Dear ALL
I have about 200 tab delimited and in first step I want merge them to have a comprehensive file, then want to summarize file to have another out put, so in summarize file just keep unique ID in 1st ,2nd and 3rd columns and for pos1 and pos2 add the number of number of lines with repetitive ID after dash symbol respectively but for other columns convert tab to / in each line and add the data of lines with repetitive ID after dash symbol respectively.

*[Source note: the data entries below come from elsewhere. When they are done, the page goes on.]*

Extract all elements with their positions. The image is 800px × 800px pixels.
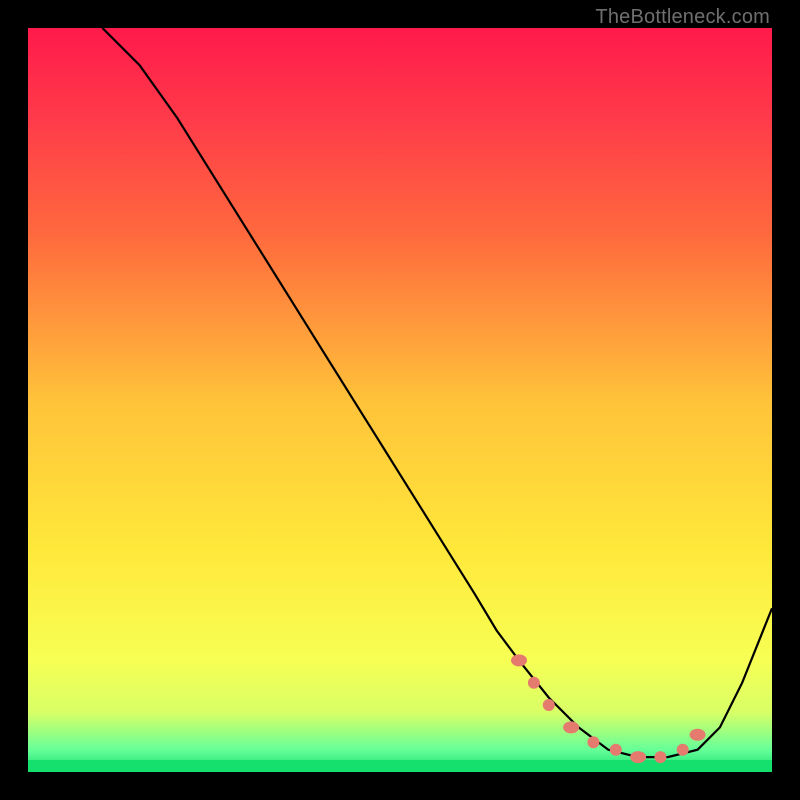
marker-dot [563,721,579,733]
marker-dot [610,744,622,756]
marker-dot [630,751,646,763]
marker-dot [511,654,527,666]
marker-dot [654,751,666,763]
bottleneck-chart [28,28,772,772]
marker-dot [587,736,599,748]
watermark-text: TheBottleneck.com [595,6,770,29]
marker-dot [677,744,689,756]
gradient-background [28,28,772,772]
marker-dot [528,677,540,689]
marker-dot [690,729,706,741]
chart-frame [28,28,772,772]
marker-dot [543,699,555,711]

I would greatly appreciate it if you kindly give me some feedback on this.
Thanks
annoPos gene chr pos1 pos2 ref alt genotype quality MQ ref-depth alt-depth
UTR3 Eucgr.A00214.1.v2.0,Eucgr.A00214.2.v2.0 Chr01 82411 82411 G T hom 84.5 60 0 4
UTR3 Eucgr.A00214.1.v2.0,Eucgr.A00214.2.v2.0 Chr01 82437 82437 A C hom 87.5 60 0 4
exonic Eucgr.A00214.1.v2.0,Eucgr.A00214.2.v2.0 Chr01 84195 84195 C T hom 183 60 0 17
exonic Eucgr.A00214.1.v2.0,Eucgr.A00214.2.v2.0 Chr01 84209 84209 G C hom 182 60 0 17
exonic Eucgr.A00214.1.v2.0 Chr01 84631 84631 C T het 118 60 5 7
intronic Eucgr.A00214.1.v2.0,Eucgr.A00214.2.v2.0 Chr01 84718 84718 C T het 80 60 7 5
intronic Eucgr.A00214.1.v2.0,Eucgr.A00214.2.v2.0 Chr01 84754 84754 C T het 85 60 7 5
intronic Eucgr.A00214.1.v2.0,Eucgr.A00214.2.v2.0 Chr01 89492 89492 C T het 78 60 2 4
convert to this :
annoPos gene chr pos1 pos2 ref alt genotype quality MQ ref-depth alt-depth
UTR3 Eucgr.A00214.1.v2.0,Eucgr.A00214.2.v2.0 Chr01 82411-82437 82411-82437 G/T-A/C hom-hom 0-0 4-4
exonic Eucgr.A00214.1.v2.0,Eucgr.A00214.2.v2.0 Chr01 84195-84209-84631 84195-84209-84631 C/T-G/C-C/T hom-hom-het 0-0-5 17-17-7
intronic Eucgr.A00214.1.v2.0,Eucgr.A00214.2.v2.0 Chr01 84718-84754-89492 84718-84754-89492 C/T-C/T-C/T het-het-het 7-7-2 5-5-4
alleles are G/T-A/C but for this command "awk -v OFS="\t" '{print $1,$2,$3,$4,$5,$6"/"$7,$8,$11,$12}' test.txt | datamash -g1 unique 2 unique 3 collapse 4-9 | awk -v OFS="\t" '{gsub(",","-");gsub("-",",",$2)}1' "
I got error : datamash: -H or --header-in must be used with named columns
@sam: If your data is same as the text posted in OP, it should not give any problems. Try the code on text furnished in OP. This is because no where in furnished code, datamash uses header information. I re ran the code no issues with furnished data in OP and output. Check your data again. Btw, datamash version is 1.3.